If you do require medication, you may need to take the drugs for several weeks or months. You may also have to make lifestyle changes to minimize liver damage, i.e. reducing you alcohol intake or abstaining.
What should I do to minimize the risk of contracting hepatitis C during sex?
Wearing a condom for anal sex will offer protection. If you’re into fisting, wear latex gloves, and check your hands for any cuts or bleeding cuticles. Change the gloves between partners and use new lube.
Do not share sex toys with different partners. Use condoms on sex toys or wash them thoroughly.
Take a break from receptive anal sex if you’ve had any bleeding down there recently. This might be due to rough sexual activity or if you’re recovering from hemorrhoids.
Do not share drugs during sex. This doesn’t just include syringes. There is evidence that using a rolled-up banknote or straw to snort drugs, and then handing it to someone else, can pass on hepatitis C. Snorting drugs can often make your nose bleed, leading to particles of blood on any equipment you share.
So if I get diagnosed before it does too much damage, I’ll be OK?

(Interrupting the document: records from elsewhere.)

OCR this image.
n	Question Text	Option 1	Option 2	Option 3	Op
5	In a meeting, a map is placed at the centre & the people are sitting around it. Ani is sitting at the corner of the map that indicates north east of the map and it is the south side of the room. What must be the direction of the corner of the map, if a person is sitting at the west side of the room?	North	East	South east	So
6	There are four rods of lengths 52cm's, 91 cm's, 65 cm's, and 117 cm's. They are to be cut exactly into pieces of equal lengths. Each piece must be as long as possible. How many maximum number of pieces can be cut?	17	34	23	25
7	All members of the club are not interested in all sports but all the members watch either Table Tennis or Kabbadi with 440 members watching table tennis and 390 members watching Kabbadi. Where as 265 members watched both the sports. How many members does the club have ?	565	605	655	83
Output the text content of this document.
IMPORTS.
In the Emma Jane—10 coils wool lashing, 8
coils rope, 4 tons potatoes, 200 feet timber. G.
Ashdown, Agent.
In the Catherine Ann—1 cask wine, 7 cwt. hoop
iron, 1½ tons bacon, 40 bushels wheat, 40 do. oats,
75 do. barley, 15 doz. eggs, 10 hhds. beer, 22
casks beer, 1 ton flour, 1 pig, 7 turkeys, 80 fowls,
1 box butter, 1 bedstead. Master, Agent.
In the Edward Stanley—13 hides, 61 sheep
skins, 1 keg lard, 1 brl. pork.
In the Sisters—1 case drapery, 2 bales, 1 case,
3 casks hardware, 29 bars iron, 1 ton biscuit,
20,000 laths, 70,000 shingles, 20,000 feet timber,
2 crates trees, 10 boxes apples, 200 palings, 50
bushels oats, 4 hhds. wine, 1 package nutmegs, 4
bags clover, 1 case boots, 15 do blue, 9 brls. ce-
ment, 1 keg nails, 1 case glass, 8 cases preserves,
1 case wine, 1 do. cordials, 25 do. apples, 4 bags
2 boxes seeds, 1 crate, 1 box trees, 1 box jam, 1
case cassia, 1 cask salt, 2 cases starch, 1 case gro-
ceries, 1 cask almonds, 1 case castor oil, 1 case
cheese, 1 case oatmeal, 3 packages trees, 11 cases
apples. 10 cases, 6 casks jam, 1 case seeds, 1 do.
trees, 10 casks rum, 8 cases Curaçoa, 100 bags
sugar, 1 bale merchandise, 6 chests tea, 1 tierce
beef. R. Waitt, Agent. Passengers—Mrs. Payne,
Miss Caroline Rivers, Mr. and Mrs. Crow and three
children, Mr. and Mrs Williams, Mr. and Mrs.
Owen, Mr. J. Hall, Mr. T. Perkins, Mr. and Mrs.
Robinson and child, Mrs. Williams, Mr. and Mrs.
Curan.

‘Generally speaking,’ says Phillips at 56 Dean Street, ‘the earlier hepatitis C is treated the better the outcome.
‘That being said, hepatitis C is a slow progressing condition that only really causes problematic, long term liver problems if it is left untreated for many years. Although the liver will be inflamed in an early infection it is very unlikely to sustain any long-term damage if the infection is treated early enough.
‘New treatments for hepatitis C are effective at clearing the virus in over 95% of people.’